Additionally, an alert has been set up in the Event Server based on the foam percentage value. This alert triggers a notification to the designated person when the foam percentage exceeds a predefined threshold specified in the alert.
4. Discussion
The calculation of foam percentage on the total surface area of a WWTP tank using computer vision algorithms can become a highly complex problem.
This work presented a complete remote sensing system based on imagen analysis to segment foams and monitor in real time the amount of foam in WWTP tanks. The developed segmentation models have been applied and validated in tanks of a biological reactor of a wastewater treatment plant with an MBBR (Moving Bed Biofilm Reactor) system. Due to the lack of a large set of tank images in the early stages of the research, the segmentation models have been trained on large public datasets used in similar segmentation applications and then retrained on the small foam dataset. In a later stage, the dataset collected at the plant was large enough to train the models from scratch using only foam images. Additionally, the research carried out a comparison between two types of training: centralized and federated. The proposed methodology involves a complete computer vision pipeline that includes automatic image capture, ensuring the absence of anomalies in the captured images, image processing to segment foams and quantify the foam percentage of the total surface area of a tank, and the transmission of operationally significant data to the responsible personnel at the WWTP to support the foam removal at the right time.
Regarding limitations, managing lighting variations emerged as a primary challenge in achieving superior metrics. Additionally, accurately defining what is foam on the tank surface presented another notable limitation.
In this research, two texture segmentation models applied to foam segmentation are presented, yielding results surpassing 85% in the Dice metric and 75% in IoU. Furthermore, the percentage of foam on each tank calculated with the models has been validated by experts from the wastewater treatment plant using different images, thus verifying the proper functioning of the model. The experts’ confidence implies that the system developed in this research is ready to be used in new WWTPs.
The comparison between centralized and federated training yielded similar results as both clients in the federated training have used images from the same WWTP. Nevertheless, the conducted research has allowed for the validation of the federated architecture. Consequently, it can be extrapolated for future use in different wastewater treatment stations.

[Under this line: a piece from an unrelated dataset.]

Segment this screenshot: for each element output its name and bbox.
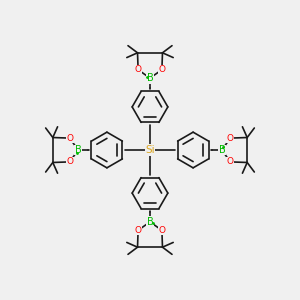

Furthermore, the methodology explained in this paper has already been integrated into a real WWTP for their use, obtaining the following benefits:
Reduction of maintenance requirements;
Prevention of oxygen transfer issues;
Avoidance of biomass washout;
Enhanced monitoring and control;
Avoid odour problems;
Energy savings;
Mitigation of risks accidents.
Moreover, due to the fact that foam formation can also commonly occur in other types of WWTPs reactors and processes, it is important to note that the technology presented can be implemented in plants using other biological treatments such as in Activated Sludge Processes, Anaerobic Reactors, or Sedimentation Tanks. However, such applicability needs to be tested and verified by applying the models in additional WWTPs.
Finally, it is important to state the relevance of this work in achieving the SDG6, as the techniques presented help improving the wastewater treatment, which is one of the six outcome targets of the goal.
For future work, the use of the federated framework in different wastewater treatment plants and the comparison of results with centralized training remains to be explored. A successful outcome in the utilization of various WWTP in the federated training could lead to a global foam segmentation model for WWTPs. Moreover, the utilization of distinct models depending on the month of the year may serve to mitigate the impact of atmospheric conditions on image segmentation.